The utilization of microfilm for the storage of large volumes of data has become increasingly required in recent years as the steadily increasing size of various industries, and especially the archival documentation including rare books and especially out of print documents.
The use of microfilm having images serially recorded thereon is limited in certain respects. The most significant limitation is the arduous task of accessing the microfilms. In addition, the amount of information which can be recorded is limited to the input microfilm format selected. Further, the storage of each microfilm reel requires sufficient physical space which may not be readily available for large users of microfilm.
In the field of microfilming, a microfiche is a single sheet of film containing sequences of microimages and is provided with a border area for titles, authors, names, classification data, etc., which can be read by the unaided eye. A microfiche is an ideal form for containing related images and is unsurpassed when compared to prior art systems of microfilming for economy, storage, ease of handling and print-out for images that represent many pages of a single report or books that are to be occasionally or rextensively reproduced for wide distribution. A microfiche may contain any number of images depending upon the size of the input document and the reduction ratio.
Microfiche is considered superior to microfilm reels in convenience of handling and copying.

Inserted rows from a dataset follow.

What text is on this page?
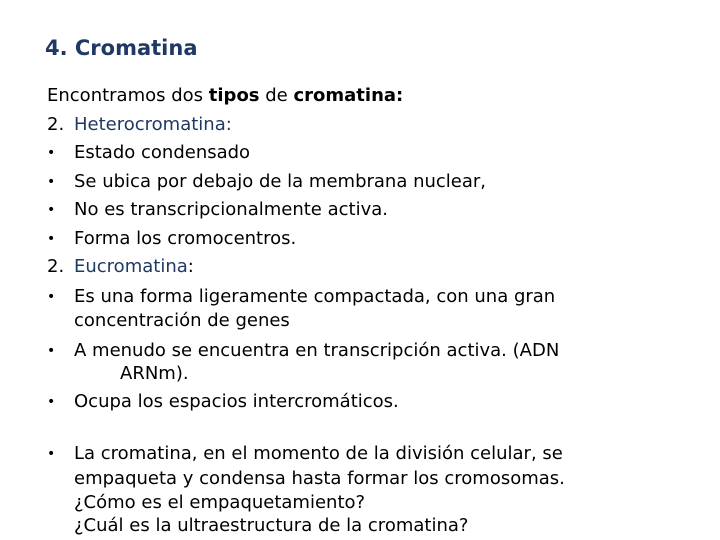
4. Cromatina
Encontramos dos tipos de cromatina:
2. Heterocromatina:
•	Estado condensado
•	Se ubica por debajo de la membrana nuclear,
•	No es transcripcionalmente activa.
•	Forma los cromocentros.
2. Eucromatina:
•	Es una forma ligeramente compactada, con una gran
concentración de genes
•	A menudo se encuentra en transcripción activa. (ADN
ARNm).
•	Ocupa los espacios intercromáticos.
•	La cromatina, en el momento de la división celular, se
empaqueta y condensa hasta formar los cromosomas.
¿Cómo es el empaquetamiento?
¿Cuál es la ultraestructura de la cromatina?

The accessability of photographic information on a microfiche also is distinctly superior to photographic information on reels.
Microfiche camera arrangements for converting a filmstrip into photographic frames on a fiche have been disclosed in the prior art. For example, U.S. Pat. No. 3,682,546 discloses a fiche camera for exposing frames of a filmstrip which subsequently is converted to a matrix array of photographic frames on a fiche, the camera including a transport mechanism for advancing the film, a shutter for exposing the photographic frames of the filmstrip, and fiche coordinate counting means which is operated each time the shutter is operated. The fiche coordinate counting means counts the frames in each column of a fiche, the number of columns and the number of fiche in a reel of film in a cartridge.
Prior art fiche camera arrangements, as exemplified by the aforementioned patent, require a manual intervention step in order to form the microfiche. Since the demand for archivial material has recently increased dramatically any manual steps in the conversion of 35 mm microfilm to microfiche are undesirable.